Looks like neither of us really have a grip on time.
me: *tries to schedule car maintenance online*
website: we need you to call for that
me: *calls*
phone message: we’re busy, use the website
me: screams into the void
the void: please use the website
Thanks, meeting venue that turns off the AC in the restrooms–I love emerging from taking a dump looking like I just ran a marathon!

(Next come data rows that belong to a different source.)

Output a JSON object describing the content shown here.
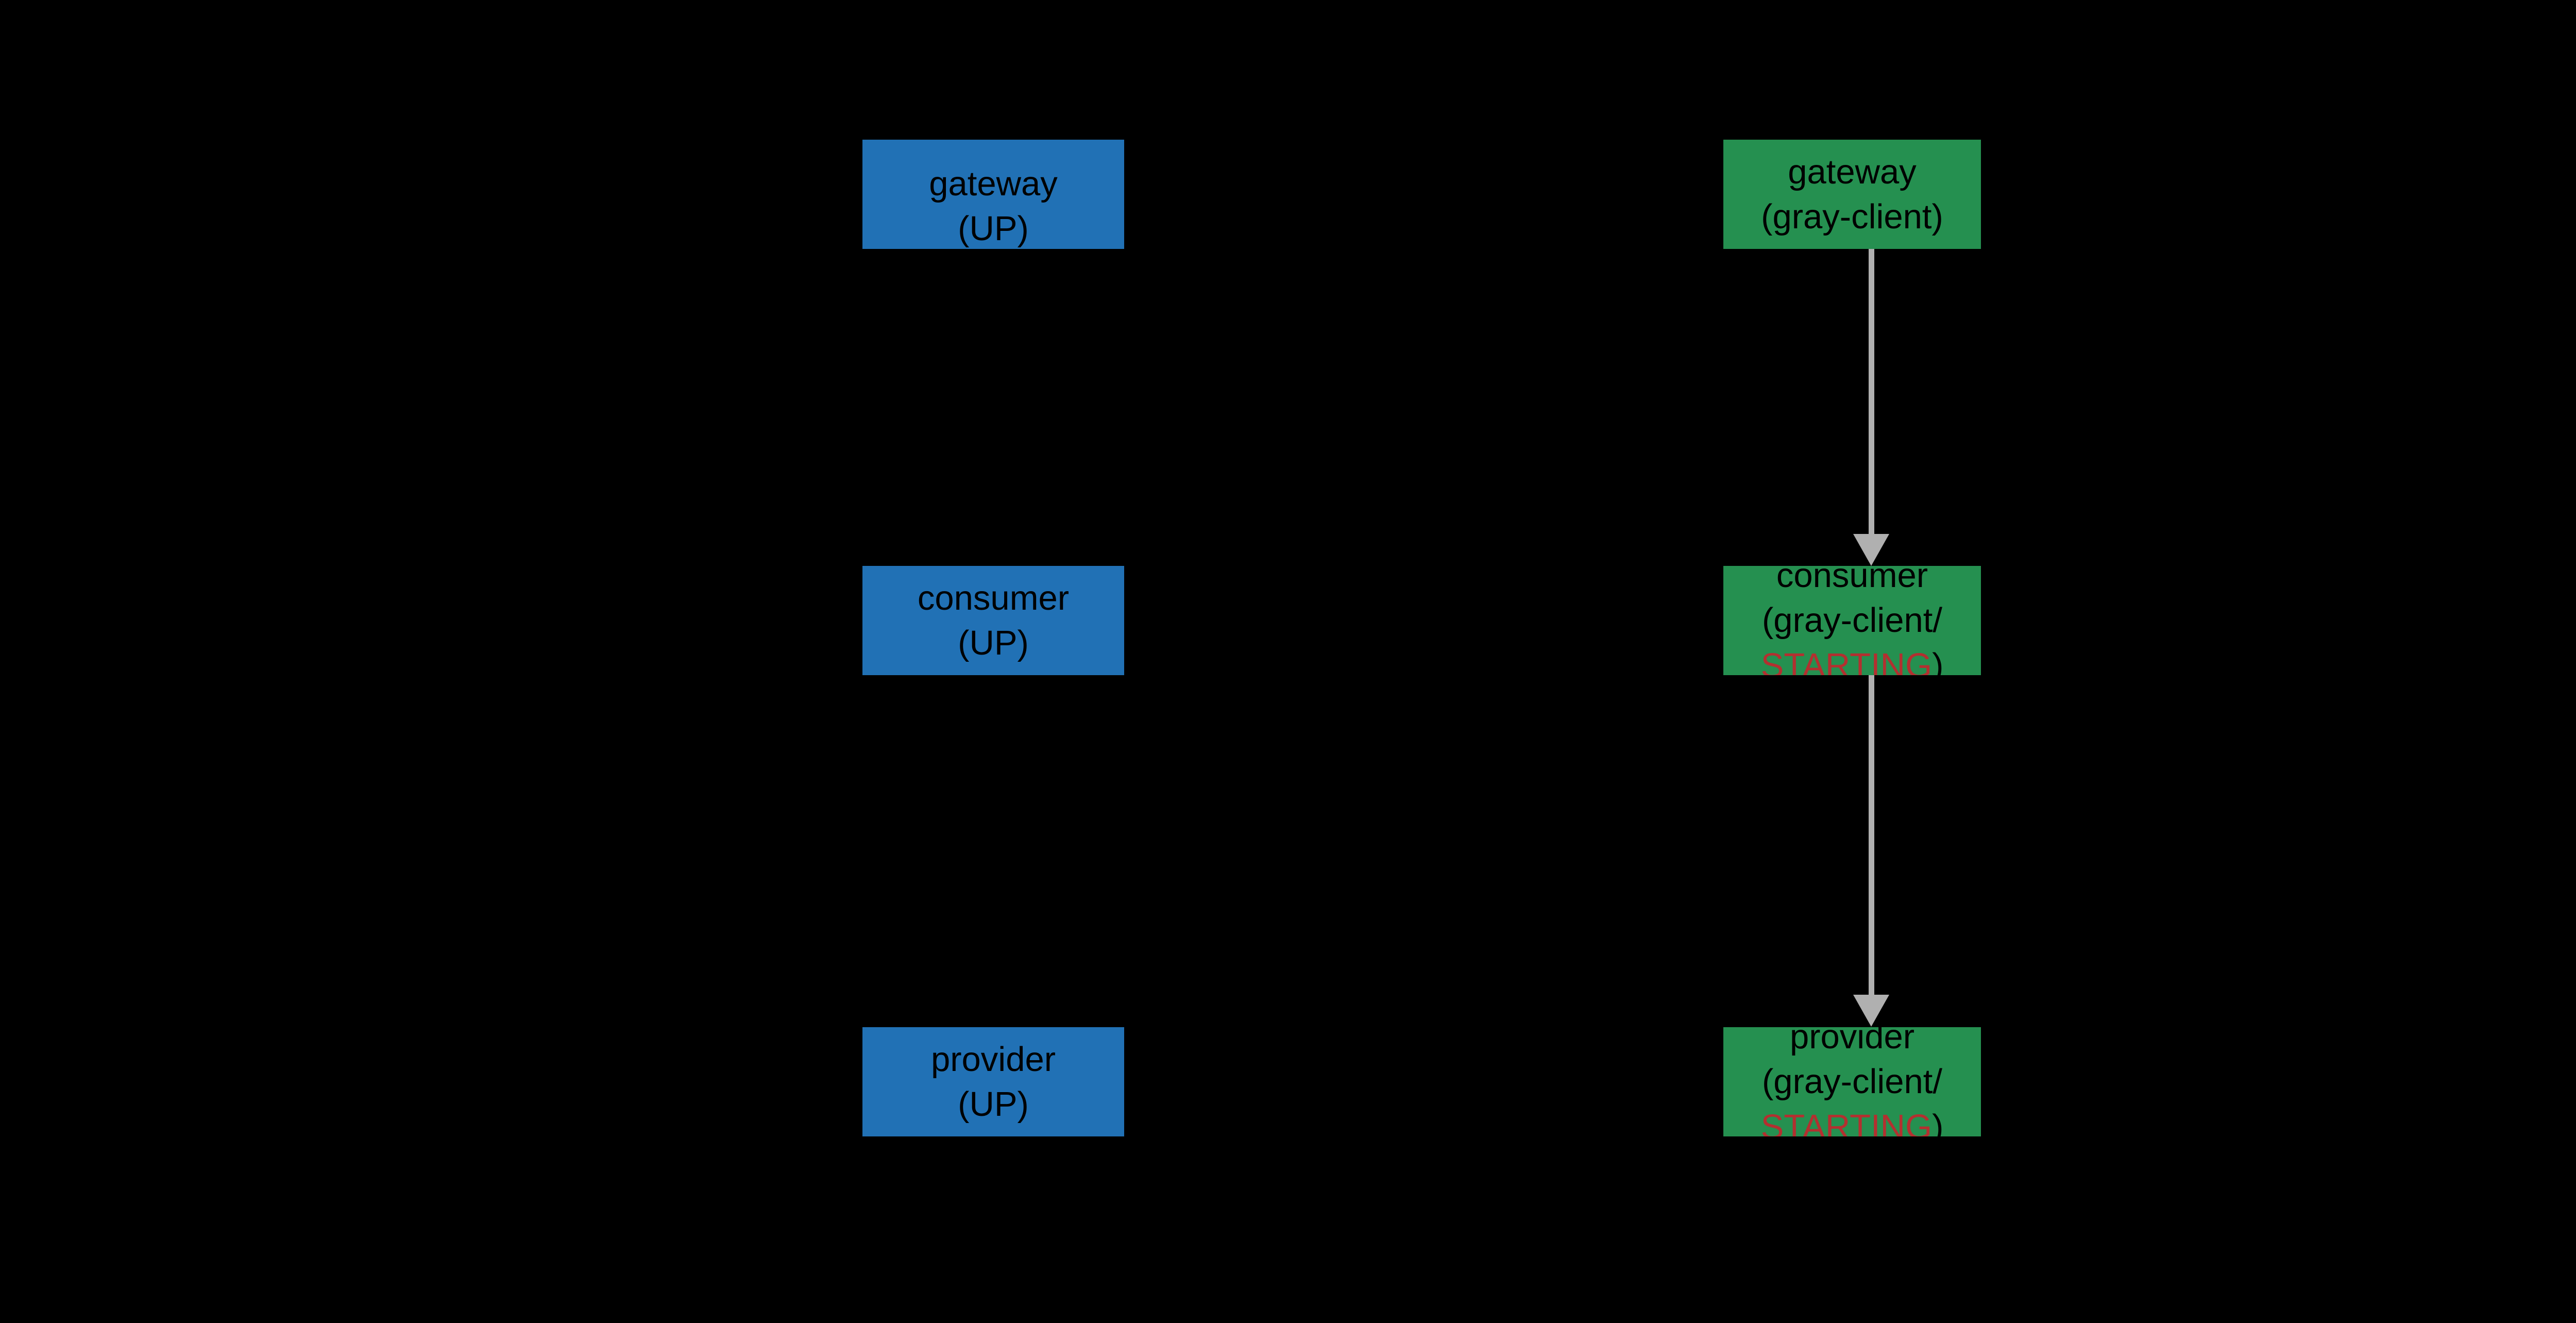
{
  "diagram": {
    "background_color": "#000000",
    "type": "service-dependency-topology",
    "columns": [
      {
        "id": "baseline",
        "color": "#2171b5",
        "nodes": [
          {
            "id": "gateway-blue",
            "name": "gateway",
            "lines": [
              "gateway"
            ],
            "clipped_second_line": true
          },
          {
            "id": "consumer-blue",
            "name": "consumer",
            "lines": [
              "consumer",
              "(UP)"
            ],
            "status": "UP"
          },
          {
            "id": "provider-blue",
            "name": "provider",
            "lines": [
              "provider",
              "(UP)"
            ],
            "status": "UP"
          }
        ]
      },
      {
        "id": "gray-release",
        "color": "#259050",
        "nodes": [
          {
            "id": "gateway-green",
            "name": "gateway",
            "lines": [
              "gateway",
              "(gray-client)"
            ],
            "tag": "gray-client"
          },
          {
            "id": "consumer-green",
            "name": "consumer",
            "lines": [
              "consumer",
              "(gray-client/",
              "STARTING)"
            ],
            "tag": "gray-client",
            "status": "STARTING",
            "status_color": "#b33030"
          },
          {
            "id": "provider-green",
            "name": "provider",
            "lines": [
              "provider",
              "(gray-client/",
              "STARTING)"
            ],
            "tag": "gray-client",
            "status": "STARTING",
            "status_color": "#b33030"
          }
        ]
      }
    ],
    "edges": [
      {
        "id": "edge-gateway-consumer",
        "from": "gateway-green",
        "to": "consumer-green",
        "color": "#b0b0b0",
        "direction": "down"
      },
      {
        "id": "edge-consumer-provider",
        "from": "consumer-green",
        "to": "provider-green",
        "color": "#b0b0b0",
        "direction": "down"
      }
    ],
    "labels": {
      "gateway": "gateway",
      "consumer": "consumer",
      "provider": "provider",
      "up_paren": "(UP)",
      "gray_client_paren": "(gray-client)",
      "gray_client_open": "(gray-client/",
      "starting": "STARTING",
      "close_paren": ")"
    }
  }
}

“Pardon me. Might I murder you with my musket? Yes? Excellent news, kind sir!” – The Very Civil War
wife: *handing me a bowl of raspberries* we have to eat these before they go bad
me: that is true of literally every food
Guys with ponytails are clearly vampires because there’s no way you can actually see yourself in a mirror & still think that looks good.
Sorry I’m late, there was a dad yelling at his teenage son for buying $90 jeans and I had to hear every word of it.
I get it fireworks, people set me off too.
a woman just ran through the coffeeshop yelling “HELP! I NEED A HIGHLIGHTER! HELP HELP I NEED A HIGHLIGHTER” and I want to trade problems with her
a cute boy moved in next door and his bedroom window is across from mine, I hope this doesn’t turn into a coming of age film.
SINCERE STUPID QUESTION:
was peter parker funny and quippy like he is when fighting as spider-man BEFORE he got his powers also, or did he get some kind of enhanced spider-sense of humor?
ARE SPIDERS VERY FUNNY NATURALLY?
People fear what they don’t understand:
Change
Death
4th grade math word problems
I love the new Weight Watchers program. You can eat anything you want as long as you never join
It’s not the most ethical move in the world, but in a pinch you can hand off a cursed object to basically any baby.
[Pulled over by cops]
Murderer: I swear officer! There ain’t nuthin in the trunk!
Cop: SIR, PLEASE STEP DOWN FROM THE ELEPHANT
love the HBO account having a prewritten response to “god damn no one can see shit on your show it’s too dark” comments
You don’t have to tell me twice because I don’t listen either time.
I always wanted to run a pharmacy and put “Seriously, TMI” on all the receipts.
I got fired today
“what? why?”
no idea
“you have no idea?”
nope
“I’m confused when did this happen?”
between pre break break and break
Netflix just asked me “Are you really going to eat that too?”
At a business meeting:
“How about SuperCupid?”
“No, expectations will be too high”
“GreatCupid?”
“Lower”
“Uhhh, OKCupid?”
“Brilliant”
Waiter: Fresh pepper, sir?
Me: Yes, please.
Pepper: Honey, I’m as single as a dollar and I’m not lookin’ for change.
Ok, but like, how married are you?
Opened the bathroom cupboard and a bunch of feminine hygiene products fell out on me.
It was a tampede.
i was just introduced to a toddler name Frank.
i realize now that i didn’t mentally prepare myself for this possibility.